The angelic immortals (incarnate only at their own will), the Valar or regents under God, and others of the same order but less power and majesty (such as Olórin = Gandalf) needed no transport, unless they for a time remained incarnate, and they could, if allowed or commanded, return.

As for Frodo or other mortals, they could only dwell in Aman for a limited time — whether brief or long. The Valar had neither the power nor the right to confer ‘immortality’ upon them. Their sojourn was a ‘purgatory’, but one of peace and healing and they would eventually pass away (die at their own desire and of free will) to destinations of which the Elves knew nothing.

So what I said here:
Quote
It's why "The West" works as arc words: you're not literally going in a cardinal direction -iirc, he explicitly laid out that if you did, you still wouldn't reach Aman- you're passing a threshold from this world to a far green country with white shores and a swift sunrise.
Is also not true. You are actually going due west, it's just that this isn't physically possible for mortals who haven't been beknighted with divine favor. Whether that's an actually meaningful distinction I'll leave for the reader to decide. You are still passing a threshold though.

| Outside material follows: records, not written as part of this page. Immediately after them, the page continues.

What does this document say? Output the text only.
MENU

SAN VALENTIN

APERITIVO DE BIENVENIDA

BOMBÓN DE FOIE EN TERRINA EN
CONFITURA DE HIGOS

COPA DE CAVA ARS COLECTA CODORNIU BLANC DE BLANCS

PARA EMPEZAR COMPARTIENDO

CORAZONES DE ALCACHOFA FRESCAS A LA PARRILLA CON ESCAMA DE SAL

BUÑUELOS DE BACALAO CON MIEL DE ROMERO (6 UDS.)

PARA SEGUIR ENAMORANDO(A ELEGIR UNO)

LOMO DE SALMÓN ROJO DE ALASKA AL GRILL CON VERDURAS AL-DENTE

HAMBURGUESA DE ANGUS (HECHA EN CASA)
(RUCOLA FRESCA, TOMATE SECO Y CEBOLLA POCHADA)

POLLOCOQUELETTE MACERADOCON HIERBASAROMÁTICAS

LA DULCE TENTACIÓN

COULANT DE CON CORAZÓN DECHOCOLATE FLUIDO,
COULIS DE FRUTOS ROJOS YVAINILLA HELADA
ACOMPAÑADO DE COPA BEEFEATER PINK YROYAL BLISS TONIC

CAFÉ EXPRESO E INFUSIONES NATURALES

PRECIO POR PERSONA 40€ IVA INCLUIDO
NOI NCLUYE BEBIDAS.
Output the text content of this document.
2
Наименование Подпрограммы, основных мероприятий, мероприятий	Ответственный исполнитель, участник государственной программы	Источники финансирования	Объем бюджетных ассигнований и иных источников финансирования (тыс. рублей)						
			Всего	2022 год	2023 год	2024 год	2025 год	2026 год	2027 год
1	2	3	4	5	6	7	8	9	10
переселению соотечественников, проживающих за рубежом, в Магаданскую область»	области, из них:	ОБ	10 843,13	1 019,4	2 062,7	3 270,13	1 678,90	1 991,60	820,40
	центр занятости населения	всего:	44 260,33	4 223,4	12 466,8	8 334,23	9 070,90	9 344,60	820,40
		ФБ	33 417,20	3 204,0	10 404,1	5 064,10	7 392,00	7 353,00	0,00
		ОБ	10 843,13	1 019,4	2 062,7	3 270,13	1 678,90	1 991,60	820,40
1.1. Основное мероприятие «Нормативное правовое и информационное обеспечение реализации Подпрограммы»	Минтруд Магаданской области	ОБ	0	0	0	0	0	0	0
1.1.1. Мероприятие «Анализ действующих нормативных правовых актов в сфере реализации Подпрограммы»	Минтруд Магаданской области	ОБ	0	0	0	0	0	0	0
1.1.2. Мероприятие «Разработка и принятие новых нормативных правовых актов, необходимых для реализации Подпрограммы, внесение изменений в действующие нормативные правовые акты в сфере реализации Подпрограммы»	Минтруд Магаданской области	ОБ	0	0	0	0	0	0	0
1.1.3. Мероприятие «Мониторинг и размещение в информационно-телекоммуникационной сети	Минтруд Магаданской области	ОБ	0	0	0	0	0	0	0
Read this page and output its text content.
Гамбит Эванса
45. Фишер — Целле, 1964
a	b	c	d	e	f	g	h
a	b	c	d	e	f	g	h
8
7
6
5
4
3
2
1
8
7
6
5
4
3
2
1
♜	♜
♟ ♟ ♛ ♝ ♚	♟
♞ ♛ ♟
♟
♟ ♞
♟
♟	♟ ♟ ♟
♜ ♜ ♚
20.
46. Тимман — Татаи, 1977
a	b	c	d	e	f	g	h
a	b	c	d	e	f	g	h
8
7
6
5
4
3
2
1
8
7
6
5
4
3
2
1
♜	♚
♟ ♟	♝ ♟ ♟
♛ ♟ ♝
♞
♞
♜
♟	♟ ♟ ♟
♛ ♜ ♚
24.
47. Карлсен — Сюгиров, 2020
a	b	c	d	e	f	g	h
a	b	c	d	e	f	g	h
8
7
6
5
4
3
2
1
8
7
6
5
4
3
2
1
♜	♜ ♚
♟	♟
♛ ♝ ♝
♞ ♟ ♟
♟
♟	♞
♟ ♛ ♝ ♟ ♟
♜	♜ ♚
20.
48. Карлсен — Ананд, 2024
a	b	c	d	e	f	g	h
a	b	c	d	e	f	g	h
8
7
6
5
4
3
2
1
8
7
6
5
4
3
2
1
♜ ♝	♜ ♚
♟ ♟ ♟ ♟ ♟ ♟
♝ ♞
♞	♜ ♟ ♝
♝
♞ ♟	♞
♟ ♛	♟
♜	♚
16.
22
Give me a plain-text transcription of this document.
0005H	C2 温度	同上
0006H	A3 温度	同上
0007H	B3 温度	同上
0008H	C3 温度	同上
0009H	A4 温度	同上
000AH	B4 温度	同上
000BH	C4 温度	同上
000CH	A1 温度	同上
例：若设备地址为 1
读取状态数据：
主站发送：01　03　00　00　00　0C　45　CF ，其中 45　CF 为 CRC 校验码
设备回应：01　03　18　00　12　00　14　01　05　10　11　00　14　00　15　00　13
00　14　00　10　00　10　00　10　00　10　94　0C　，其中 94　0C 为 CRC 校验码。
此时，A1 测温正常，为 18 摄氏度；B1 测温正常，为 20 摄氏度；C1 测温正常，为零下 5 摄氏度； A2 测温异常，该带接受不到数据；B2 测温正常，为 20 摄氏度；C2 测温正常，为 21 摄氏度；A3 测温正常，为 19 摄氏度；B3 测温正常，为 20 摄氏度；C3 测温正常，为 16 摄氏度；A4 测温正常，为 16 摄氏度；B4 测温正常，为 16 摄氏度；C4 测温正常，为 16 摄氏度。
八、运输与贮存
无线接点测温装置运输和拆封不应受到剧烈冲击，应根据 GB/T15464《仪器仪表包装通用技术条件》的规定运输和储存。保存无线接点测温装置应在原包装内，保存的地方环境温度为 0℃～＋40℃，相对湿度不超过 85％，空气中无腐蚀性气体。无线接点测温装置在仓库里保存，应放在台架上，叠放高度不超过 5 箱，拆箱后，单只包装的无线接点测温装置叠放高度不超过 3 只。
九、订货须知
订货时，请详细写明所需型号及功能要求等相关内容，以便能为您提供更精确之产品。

Once you've gone, you exit history, which makes that last paragraph interesting: if Frodos not dead yet, and still mortal, the only thing left for him to do is willingly kill himself to reach a "destination of which the Elves know nothing." Whether that undiscovered country is the same thing as Celestial Paradise? Who knows.
 
Quote
The Silmarillion feels like the Bible in that there are a bunch of alien geometries and spatial/temporal ambiguities you just can't square away if you go in with the attitude that everything on the map in the appendix is a 1 for 1 representation of the proverbial thing-in-the-world...You can do that in fantasy, you can imagine time and space differently. I think that's one of the strongest points in favor of it as a genre and it's why I feel confident in drawing a lineage between Tolkien and works like Beowulf which, for obvious reasons, don't share our modernist sympathies.
So, this is the rub and I think it's still broadly defensible. Tolkien always hedges his remarks in these letters. Lines like "The 'mythology' is Elf-centered" are symptomatic and 100% deliberate. I initially had a tough time squaring away that kind of language with this new insight on Aman/Valinor but what I think he's doing here is creating a space for competing interpretations in-universe. Whether Iluvatar sunk the undying lands in moral retribution for the numenoreans hubris or a cataclysmic physical event ocurred that profoundly changed the geography of middle earth isn't the point. The point is to imitate the texts that run these distinctions together. The legendarium is misty in the same way the Beowulf we've inherited is.


Quote
**I have never read Heidegger either :expert
The allusion to Heidegger's in-der-Welt-sein, or, being-in-the-world, doesn't work here. You could've picked literally any other writer in the continental phenomenological tradition to make this joke. But you didn't. And that's ok. We learn, we grow, we special fellow :expert.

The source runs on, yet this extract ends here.